There can be some good to come from our lawsuit, but only if the city acts in good faith. We are hopeful that the city will follow through on the actions they are obligated to complete, according to the settlement agreement. We will be watching, and I am asking two groups, especially, to join us in making sure that these agreements are honored. The first group includes taxpayers and the second group is composed of hardworking, honest police officers who are tired of professional policing being disrespected because of the criminal actions of a few. If this happens and there is a zero-tolerance policy for police brutality, senseless killings of residents by police officers will stop. No one should be denied the right to life, liberty, and the pursuit of happiness.
For our family, the settlement of the lawsuit is a beginning. We will continue to oppose these wrongful deaths. I pray that police brutality will end and that abusive police officers will be purged from employment roles everywhere. This epidemic of senseless killings must stop. None are safe until all are safe. We are all at risk as long as there is no accountability. What happened to our family can happen to your family. I would like to close this chapter with a quote from Robert Kennedy: “Let us dedicate ourselves to the challenge presented by the Greeks so many years ago—to tame the savageness of man and make gentle the life of this world.”
7
Silent No More
Strategies of Advocacy to Elevate Public Awareness
This chapter provides a glimpse of what a family might have to endure in bringing attention to a wrongf
ul death at the hands of police officers. I summarized some of the engagement that took place between the public and family members. There were far too many television, newspaper, radio, and online reports of our case to touch on them all. In fact, I feel certain that there are some reports of which we are still unaware. Although we thought our media experiences were extensive, they were minor in comparison to some other families.
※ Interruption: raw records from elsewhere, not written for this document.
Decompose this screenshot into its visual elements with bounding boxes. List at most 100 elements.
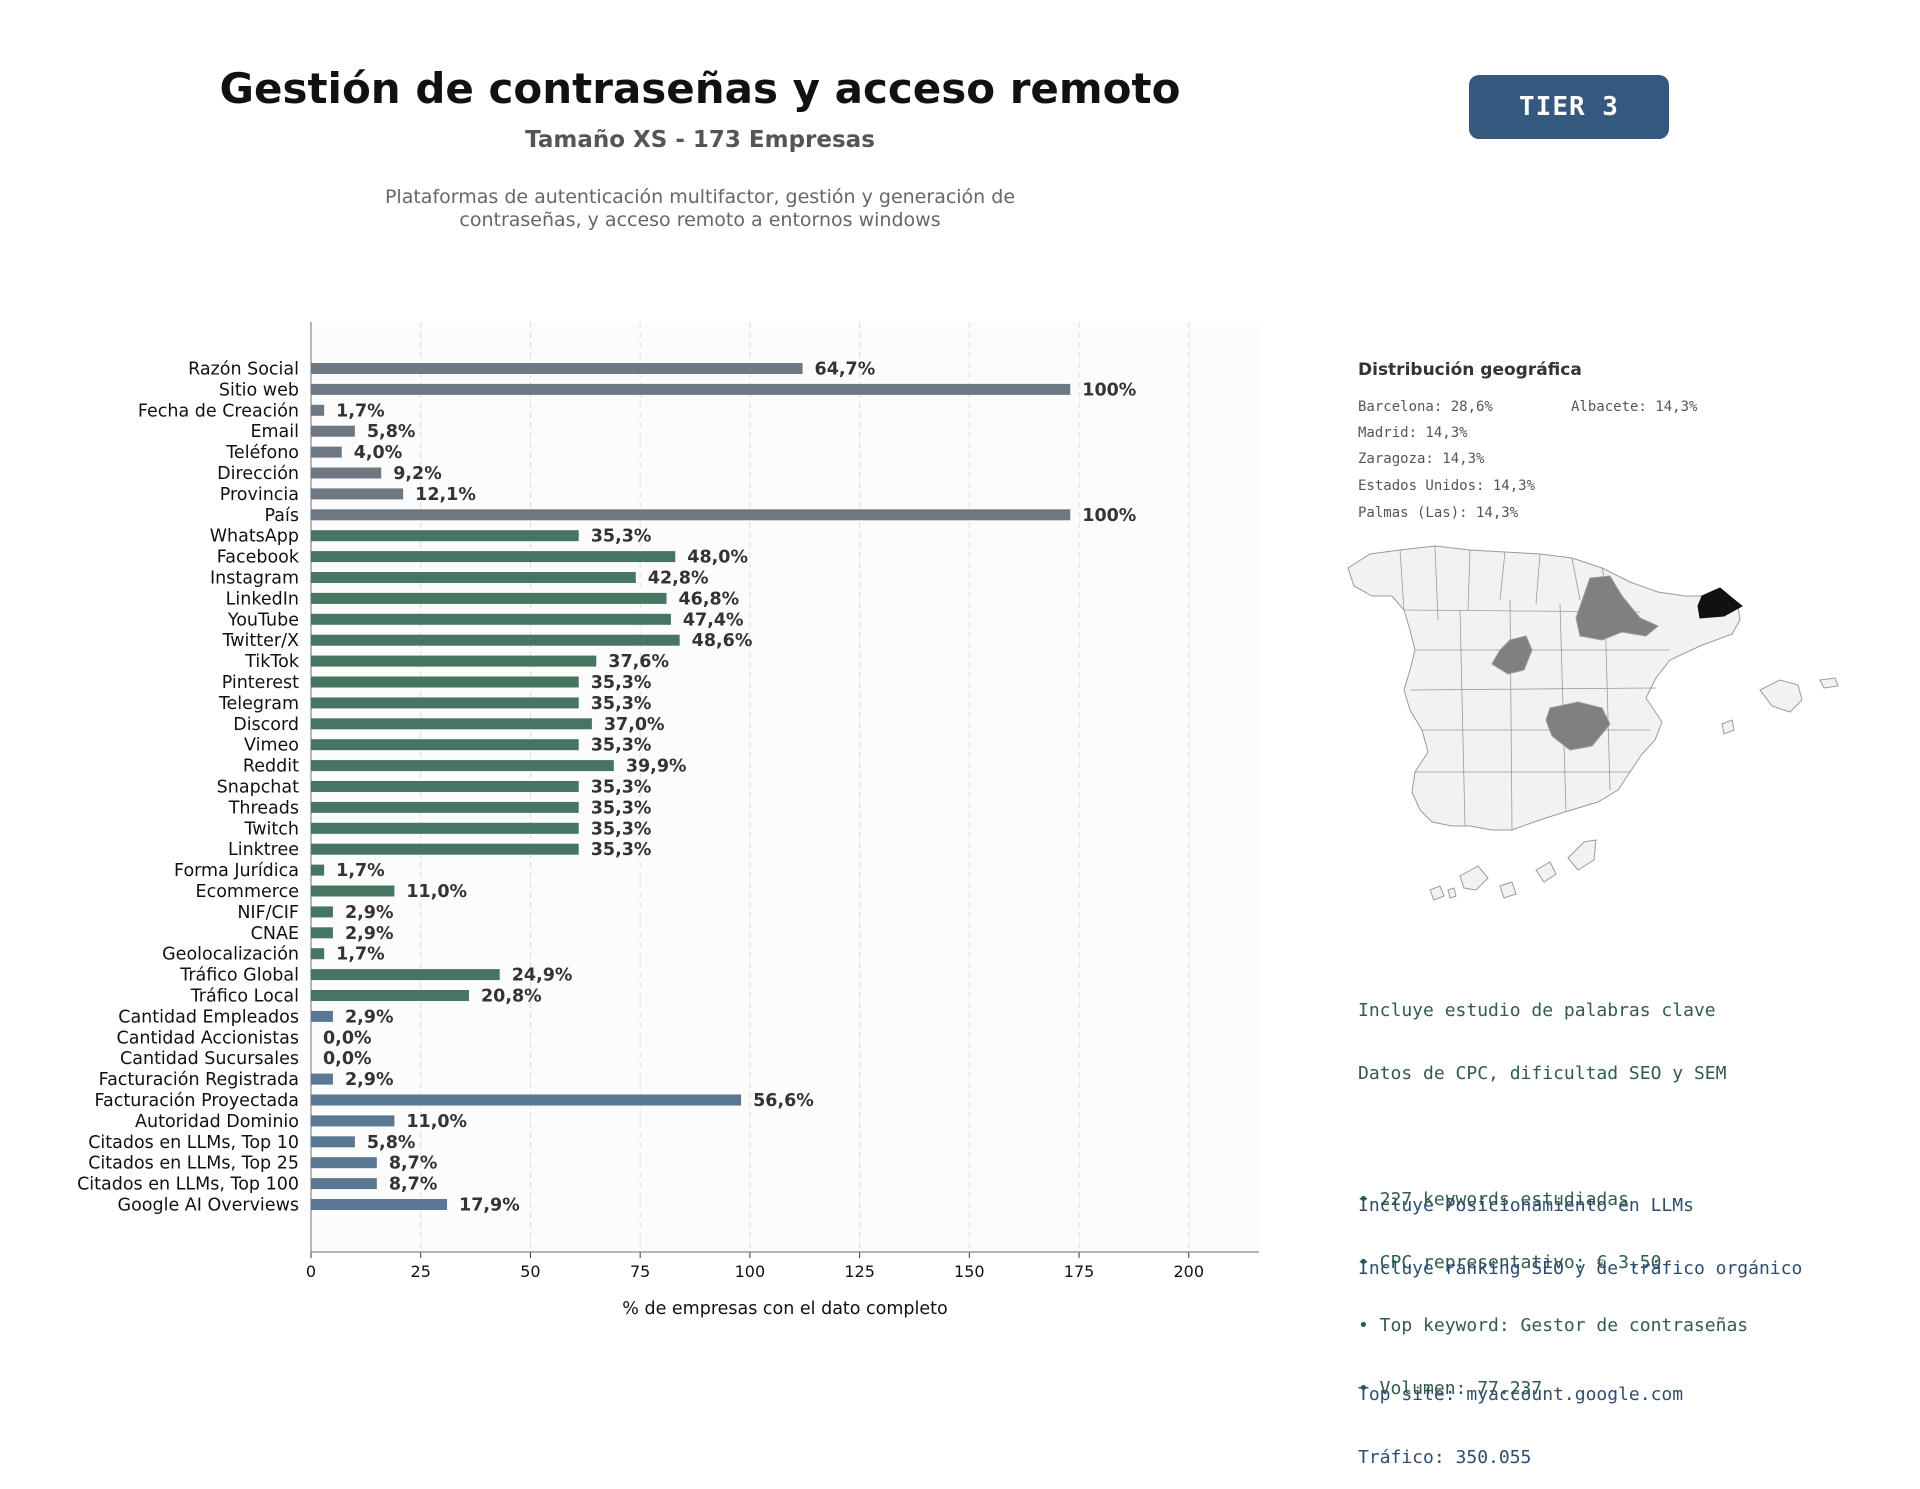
llm-line: Incluye Posicionamiento en LLMs	[1358, 1195, 1694, 1216]
bar	[311, 655, 597, 667]
bar	[311, 739, 579, 751]
bar	[311, 990, 469, 1001]
category-label: Tráfico Local	[190, 987, 299, 1007]
category-label: País	[265, 506, 299, 526]
bar	[311, 363, 803, 374]
category-label: Teléfono	[225, 443, 299, 463]
category-label: Email	[250, 422, 299, 442]
value-label: 35,3%	[591, 819, 652, 839]
value-label: 35,3%	[591, 778, 652, 798]
bar	[311, 969, 500, 981]
value-label: 37,6%	[608, 652, 669, 672]
category-label: LinkedIn	[226, 589, 299, 609]
map-barcelona-region	[1697, 587, 1743, 619]
category-label: Sitio web	[219, 380, 299, 400]
bar	[311, 551, 676, 563]
geo-item: Albacete: 14,3%	[1571, 399, 1698, 415]
category-label: Threads	[228, 798, 299, 818]
keyword-info: Incluye estudio de palabras clave Datos …	[1358, 958, 1748, 1420]
x-tick-label: 150	[954, 1262, 985, 1281]
category-label: Fecha de Creación	[138, 401, 299, 421]
category-label: Razón Social	[188, 360, 299, 380]
bar	[311, 634, 680, 646]
category-label: YouTube	[227, 610, 299, 630]
geo-title: Distribución geográfica	[1358, 360, 1582, 380]
bar	[311, 760, 614, 772]
category-label: Tráfico Global	[179, 966, 299, 986]
bar	[311, 906, 333, 918]
bar	[311, 822, 579, 834]
bar	[311, 572, 636, 583]
keyword-line: Datos de CPC, dificultad SEO y SEM	[1358, 1063, 1727, 1084]
x-tick-label: 0	[306, 1262, 316, 1281]
keyword-bullet: • Top keyword: Gestor de contraseñas	[1358, 1315, 1749, 1336]
keyword-bullet: • 227 keywords estudiadas	[1358, 1189, 1629, 1210]
bar	[311, 1178, 377, 1190]
category-label: Twitch	[243, 819, 299, 839]
x-tick-label: 50	[520, 1262, 540, 1281]
canary-islands-shape	[1429, 839, 1597, 901]
bar	[311, 1094, 742, 1106]
x-tick-label: 25	[411, 1262, 431, 1281]
bar	[311, 1073, 333, 1085]
category-label: Facebook	[217, 548, 300, 568]
category-label: Cantidad Empleados	[118, 1007, 299, 1027]
map-base-shapes	[1347, 545, 1839, 901]
map-zaragoza-region	[1575, 575, 1659, 641]
category-label: Provincia	[220, 485, 299, 505]
value-label: 9,2%	[393, 464, 442, 484]
bar-chart: 0 25 50 75 100 125 150 175 200 Razón Social 64,7% S…	[77, 322, 1259, 1319]
value-label: 2,9%	[345, 1070, 394, 1090]
value-label: 46,8%	[679, 589, 740, 609]
category-label: Dirección	[217, 464, 299, 484]
x-tick-label: 75	[630, 1262, 650, 1281]
bar	[311, 613, 671, 625]
bar	[311, 530, 579, 542]
category-label: Instagram	[210, 569, 299, 589]
value-label: 1,7%	[336, 861, 385, 881]
bar	[311, 843, 579, 855]
category-label: Cantidad Accionistas	[116, 1028, 299, 1048]
category-label: Geolocalización	[162, 945, 299, 965]
value-label: 35,3%	[591, 798, 652, 818]
bar	[311, 1115, 395, 1127]
map-albacete-region	[1545, 701, 1611, 751]
value-label: 2,9%	[345, 903, 394, 923]
category-label: CNAE	[251, 924, 299, 944]
x-tick-label: 200	[1174, 1262, 1205, 1281]
bar	[311, 592, 667, 604]
spain-map	[1347, 545, 1839, 901]
bar	[311, 864, 325, 876]
category-label: Facturación Proyectada	[95, 1091, 299, 1111]
bar	[311, 718, 592, 730]
bar	[311, 927, 333, 939]
mallorca-shape	[1759, 679, 1803, 713]
category-label: Telegram	[218, 694, 299, 714]
x-tick-label: 100	[735, 1262, 766, 1281]
bar	[311, 697, 579, 709]
geo-item: Madrid: 14,3%	[1358, 425, 1468, 441]
value-label: 47,4%	[683, 610, 744, 630]
category-label: Linktree	[228, 840, 299, 860]
value-label: 5,8%	[367, 1133, 416, 1153]
value-label: 24,9%	[512, 966, 573, 986]
value-label: 0,0%	[323, 1028, 372, 1048]
bar	[311, 1010, 333, 1022]
value-label: 12,1%	[415, 485, 476, 505]
bar	[311, 1157, 377, 1169]
category-label: Pinterest	[222, 673, 299, 693]
value-label: 35,3%	[591, 840, 652, 860]
value-label: 17,9%	[459, 1196, 520, 1216]
category-label: Citados en LLMs, Top 25	[88, 1154, 299, 1174]
category-label: Ecommerce	[196, 882, 299, 902]
category-label: Discord	[233, 715, 299, 735]
value-label: 5,8%	[367, 422, 416, 442]
value-label: 42,8%	[648, 569, 709, 589]
bar	[311, 1136, 355, 1148]
value-label: 56,6%	[753, 1091, 814, 1111]
category-label: Cantidad Sucursales	[120, 1049, 299, 1069]
bar	[311, 801, 579, 813]
page-subtitle: Tamaño XS - 173 Empresas	[525, 127, 875, 153]
bar	[311, 488, 404, 500]
llm-line: Incluye ranking SEO y de tráfico orgánic…	[1358, 1258, 1803, 1279]
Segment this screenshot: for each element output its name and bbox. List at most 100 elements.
The family of Michael Brown from Ferguson, Missouri, is the first that comes to mind. I feel saddened every time I hear his name, because I am reminded of how his life was stolen. But imagine how his family must feel, considering the infinite public reminders of Michael’s death. After reading the book Tell the Truth and Shame the Devil, coauthored by his mother, Lezley McSpadden, her feelings are no longer left to the imagination.1
Because of the volume of materials I had accumulated, it was challenging to decide how to organize the information for this chapter. I began to establish categories, such as newspaper articles; television presentations; protest activities; city council meetings; special invited presentations; and research conference presentations. As I started writing, that format quickly became cumbersome. Instead, I will share selected events mostly within a chronological structure. The information is not all-inclusive but provides an overview of the activities involved in bringing attention to the injustice of Leslie’s death, especially those events that can be initiated by families. Some activities have been referred to in other chapters but not discussed. You will notice that some situations are briefly mentioned and others are discussed in more depth. A majority of activities occurred in the earlier years after Leslie’s death.